I have a pytorch model with BertModel as the main part and a custom head. I want to freeze the embedding layer and the first few encoding layers, so that I can fine-tune the attention weights of the last few encoding layers and the weights of the custom layers.
I tried:
ct = 0
for child in model.children():
ct += 1
if ct < 11: # ########## change value - this freezes layers 1-10
for param in child.parameters():
param.requires_grad = False
but I’m not sure that did what I want.
I then ran this to check, but the layer names aren’t recognized
L1bb is the name of the BertModel section in my model, and L1bb.embeddings.word_embeddings.weight is shown in the output of the code that instantiates the model.

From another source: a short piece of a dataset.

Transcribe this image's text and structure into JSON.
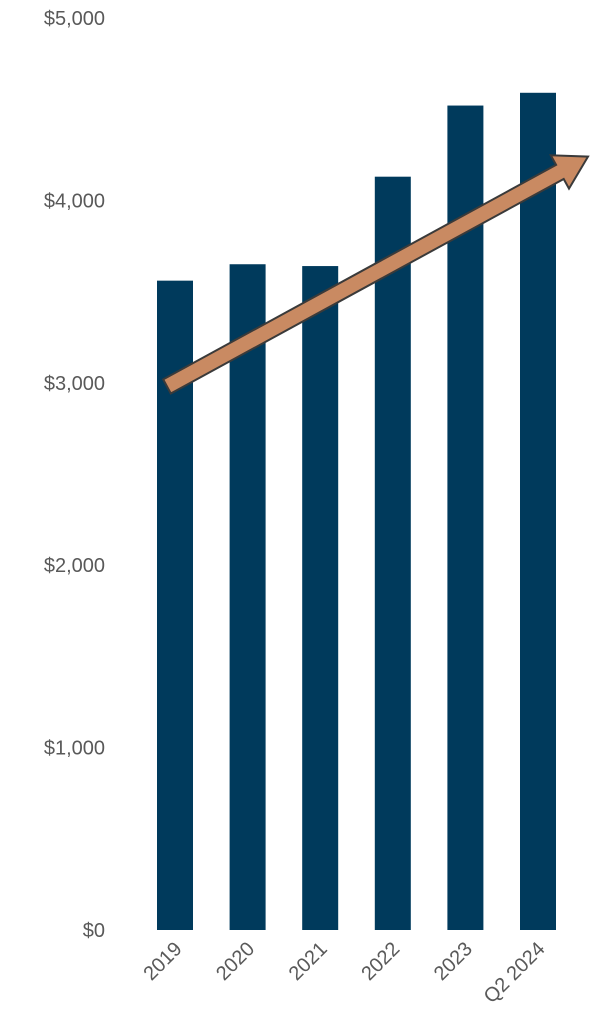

How can I freeze the first n layers?
What counts as a layer?
What are the names of the layers in BertModel?
How can I check which layers are frozen?
PS how can I format this pasted code as code in the forum post? One section has done it automatically, but nothing seems to affect it.

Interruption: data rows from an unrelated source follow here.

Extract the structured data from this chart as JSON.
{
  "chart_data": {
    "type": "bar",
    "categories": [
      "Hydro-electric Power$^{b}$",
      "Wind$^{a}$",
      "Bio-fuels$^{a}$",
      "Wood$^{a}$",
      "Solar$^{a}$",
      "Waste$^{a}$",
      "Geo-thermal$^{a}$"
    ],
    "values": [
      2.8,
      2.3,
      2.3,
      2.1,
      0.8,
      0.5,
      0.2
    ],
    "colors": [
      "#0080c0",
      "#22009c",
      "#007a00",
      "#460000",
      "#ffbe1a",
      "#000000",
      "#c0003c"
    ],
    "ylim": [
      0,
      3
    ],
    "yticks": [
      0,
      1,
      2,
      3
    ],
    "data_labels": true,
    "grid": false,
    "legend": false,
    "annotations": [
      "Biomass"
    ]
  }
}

You should not rely on the order returned by the parameters method as it does not necessarily match the order of the layers in your model. Instead, you should use it on specific part of your models:
modules = [L1bb.embeddings, *L1bb.encoder.layer[:5]] #Replace 5 by what you want
for module in mdoules:
for param in module.parameters():
param.requires_grad = False
will freeze the embeddings layer and the first 5 transformer layers.

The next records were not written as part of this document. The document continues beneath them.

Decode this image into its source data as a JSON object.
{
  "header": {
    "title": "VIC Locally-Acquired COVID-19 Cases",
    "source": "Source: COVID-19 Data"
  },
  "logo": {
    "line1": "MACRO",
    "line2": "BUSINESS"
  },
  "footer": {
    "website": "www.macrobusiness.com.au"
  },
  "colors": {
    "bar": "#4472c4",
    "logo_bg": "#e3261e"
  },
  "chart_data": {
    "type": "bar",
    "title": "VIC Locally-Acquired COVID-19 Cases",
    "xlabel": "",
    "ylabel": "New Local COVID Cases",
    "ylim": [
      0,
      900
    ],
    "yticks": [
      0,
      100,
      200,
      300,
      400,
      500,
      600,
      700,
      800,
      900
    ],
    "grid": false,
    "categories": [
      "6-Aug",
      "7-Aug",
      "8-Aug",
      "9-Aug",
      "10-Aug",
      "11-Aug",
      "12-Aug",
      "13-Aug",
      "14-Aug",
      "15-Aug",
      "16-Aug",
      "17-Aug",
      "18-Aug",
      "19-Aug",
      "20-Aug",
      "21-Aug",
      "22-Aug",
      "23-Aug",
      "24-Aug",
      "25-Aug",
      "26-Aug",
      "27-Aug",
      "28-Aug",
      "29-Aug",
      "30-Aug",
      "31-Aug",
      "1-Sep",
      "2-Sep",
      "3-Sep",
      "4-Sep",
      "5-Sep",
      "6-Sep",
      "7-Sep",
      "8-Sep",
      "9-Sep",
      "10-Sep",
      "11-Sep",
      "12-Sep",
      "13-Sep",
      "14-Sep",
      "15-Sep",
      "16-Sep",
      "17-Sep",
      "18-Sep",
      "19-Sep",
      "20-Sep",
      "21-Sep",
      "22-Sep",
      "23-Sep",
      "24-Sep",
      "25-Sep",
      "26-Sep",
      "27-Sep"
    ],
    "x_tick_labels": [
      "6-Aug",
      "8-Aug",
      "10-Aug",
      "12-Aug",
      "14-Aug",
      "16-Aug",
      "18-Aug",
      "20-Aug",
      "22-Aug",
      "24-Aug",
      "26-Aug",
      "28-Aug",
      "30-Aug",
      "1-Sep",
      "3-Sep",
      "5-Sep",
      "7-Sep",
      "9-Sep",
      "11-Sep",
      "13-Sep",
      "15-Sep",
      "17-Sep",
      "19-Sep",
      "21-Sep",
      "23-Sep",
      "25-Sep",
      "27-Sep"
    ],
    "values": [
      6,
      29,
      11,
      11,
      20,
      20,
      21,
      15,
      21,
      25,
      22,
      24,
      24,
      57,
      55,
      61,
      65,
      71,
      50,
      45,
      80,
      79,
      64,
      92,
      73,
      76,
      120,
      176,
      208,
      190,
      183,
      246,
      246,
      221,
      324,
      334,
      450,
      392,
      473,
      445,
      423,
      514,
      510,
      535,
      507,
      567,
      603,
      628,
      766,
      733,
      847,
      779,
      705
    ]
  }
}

hey @sgugger I tried your code with the BERT model, (model = BertModel.from_pretrained(“bert-base-cased”)
so the code would be:
modules = [model.embeddings, model.encoder.layer[:5]] #Replace 5 by what you want
for module in modules:
for param in module.parameters():
param.requires_grad = False
however the changes did not pass into the model, did I miss anything? how do I call the new model?